Yo creo que existen dos tipos de crítica, una buena y una mala: la primera es un tesoro, vale mucho y puede ser tu aliada; la segunda, en cambio, es producto de la profunda iniquidad de algunas personas y debe ser olvidada para que tu vida no sufra menoscabo alguno.

¿Por qué existe la crítica? Bueno, tiene que ver con el juicio que todos hacemos de la realidad, con nuestra capacidad de interpretación del mundo que nos rodea: algunas cosas las aprobamos, otras no, muchas más nos son absolutamente indiferentes. Piensa que las personas, por ser única y diferentes, tenemos objetivos preferencias diferenciadas: “En gustos se rompen géneros”, afirma un dicho muy conocido. Pues por eso. Además, no olvidemos que además de “leer” la vida de un modo diferente, las personas tenemos muy variados objetivos. No todos, por fortuna, queremos las mismas cosas.

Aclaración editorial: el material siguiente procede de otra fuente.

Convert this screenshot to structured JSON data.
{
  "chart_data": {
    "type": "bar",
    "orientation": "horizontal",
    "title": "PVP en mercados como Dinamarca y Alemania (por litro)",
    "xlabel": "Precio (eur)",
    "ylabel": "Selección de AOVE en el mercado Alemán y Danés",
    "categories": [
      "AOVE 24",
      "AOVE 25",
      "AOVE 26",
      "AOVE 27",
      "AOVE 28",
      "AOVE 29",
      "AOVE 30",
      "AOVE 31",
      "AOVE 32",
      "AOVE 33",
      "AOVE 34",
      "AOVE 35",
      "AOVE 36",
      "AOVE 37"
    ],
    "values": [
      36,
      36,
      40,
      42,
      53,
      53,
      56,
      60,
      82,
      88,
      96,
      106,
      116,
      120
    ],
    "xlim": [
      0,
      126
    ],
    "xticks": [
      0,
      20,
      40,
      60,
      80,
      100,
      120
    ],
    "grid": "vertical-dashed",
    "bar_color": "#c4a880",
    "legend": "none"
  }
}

Mi recomendación es que escuches lo bueno, que siempre será más, pero mucho más, y te olvides de lo malo. Las críticas positivas, realizadas con sentido y que tienen el fin de señalarte algo que evidentemente tú no estás viendo, deben ser bienvenidas y aquilatadas. Piensa que las personas que las hacen se toman el tiempo de pensar en ti y quieren ayudarte a que tus resultados sean mejores. Me gusta creer que la crítica es un contrapeso moral, una suerte de cable a tierra que impide que perdamos el rumbo, en ese sentido no solamente valiosa sino necesaria.

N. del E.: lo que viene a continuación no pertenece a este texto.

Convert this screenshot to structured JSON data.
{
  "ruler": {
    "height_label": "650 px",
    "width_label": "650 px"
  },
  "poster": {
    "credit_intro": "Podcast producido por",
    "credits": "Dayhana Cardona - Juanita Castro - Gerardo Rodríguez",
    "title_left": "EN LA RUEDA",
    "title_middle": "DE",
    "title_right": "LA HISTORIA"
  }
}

Piensa en lo que ya has ganado, en las habilidades que has desarrollado y lo mucho que has crecido desde que iniciaste tu proyecto. Para mí que los resultados son la crítica más inapelable, el indicador que te dice exactamente dónde te encuentras, más allá de lo quiera creer o esté dispuesto a aceptar como verdad. Proponte a ti mismo expandir esa zona de confort, apuesta por una “set” de herramientas cada vez más rico y pertinente.

Por último, he visto que las personas que prestan demasiada atención a las críticas suelen ser sumamente obsesivas; parece ser que no pueden liberarse de un pensamiento cíclico y recurrente. Se laceran una y otra vez recordando alguna afrenta, algún comentario imprudente, algún falso testimonio, alguna opinión hiriente. Ante todos estos pensamientos recurrentes no he encontrado mejor remedio que el trabajo. Trabajar produce un estado mental que nos separa del tiempo y el espacio, que emocionalmente nos sana y alienta; nuestras energías y nuestra capacidad de imaginar crecen y se multiplican cuando decidimos poner manos a la obra.

Una persona decidida no se da el lujo de volverse rehén de nadie. Sé libre, aprende, crece y confía en los poderes de la vida.